Para atender aos pedidos da família, a vendedora Alessandra Pereira não sai do supermercado sem determinados tipos de biscoitos. Para o filho de 4 anos, os recheados e com desenhos no próprio biscoito. Para o marido, os com cobertura de chocolate. ''Levo uns cinco pacotes por semana para eles. Para mim, só cream cracker mesmo, pois não gosto dos recheados'', diz. Ela afirma que deixa o filho consumir biscoitos desde que não atrapalhe o almoço e o jantar. Os horários liberados são de manhã e no meio da tarde.
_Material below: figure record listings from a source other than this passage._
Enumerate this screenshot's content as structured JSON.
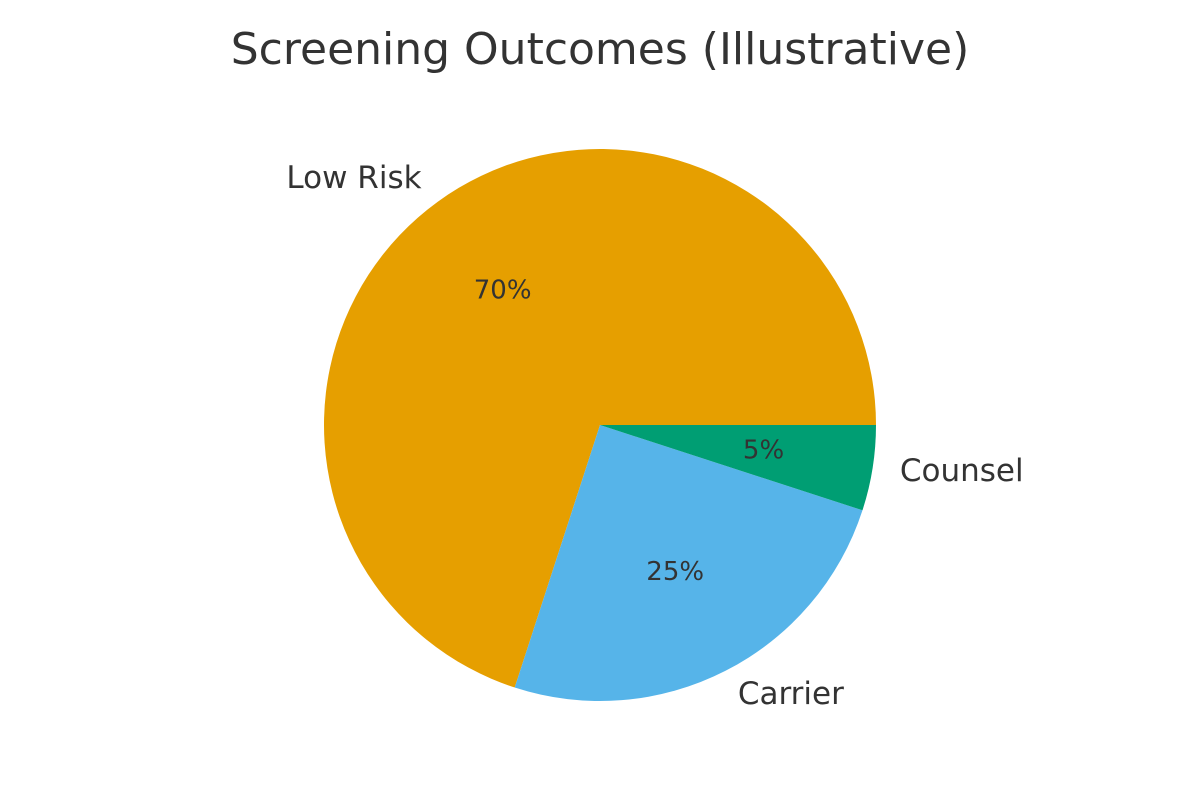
{
  "chart_data": {
    "type": "pie",
    "title": "Screening Outcomes (Illustrative)",
    "start_angle_deg": 0,
    "direction": "counterclockwise",
    "slices": [
      {
        "label": "Low Risk",
        "value": 70,
        "pct_label": "70%",
        "color": "#E69F00"
      },
      {
        "label": "Carrier",
        "value": 25,
        "pct_label": "25%",
        "color": "#56B4E9"
      },
      {
        "label": "Counsel",
        "value": 5,
        "pct_label": "5%",
        "color": "#009E73"
      }
    ]
  }
}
''Eu não gosto de nada recheado, fico com os amanteigados, mais simples'', conta a professora Maria Lúcia Manabe Brauko. Ela diz que tem a incumbência de escolher os biscoitos para o marido. ''Ele prefere a linha mais natural, integral, com gergelim, mas quer sempre que eu escolho. Ele diz que eu acerto mais'', afirma. O consumo médio do casal é de dois pacotes pequenos por semana. ''A gente controla porque sabe que não é tão saudável comer sempre, principalmente na frente da TV''.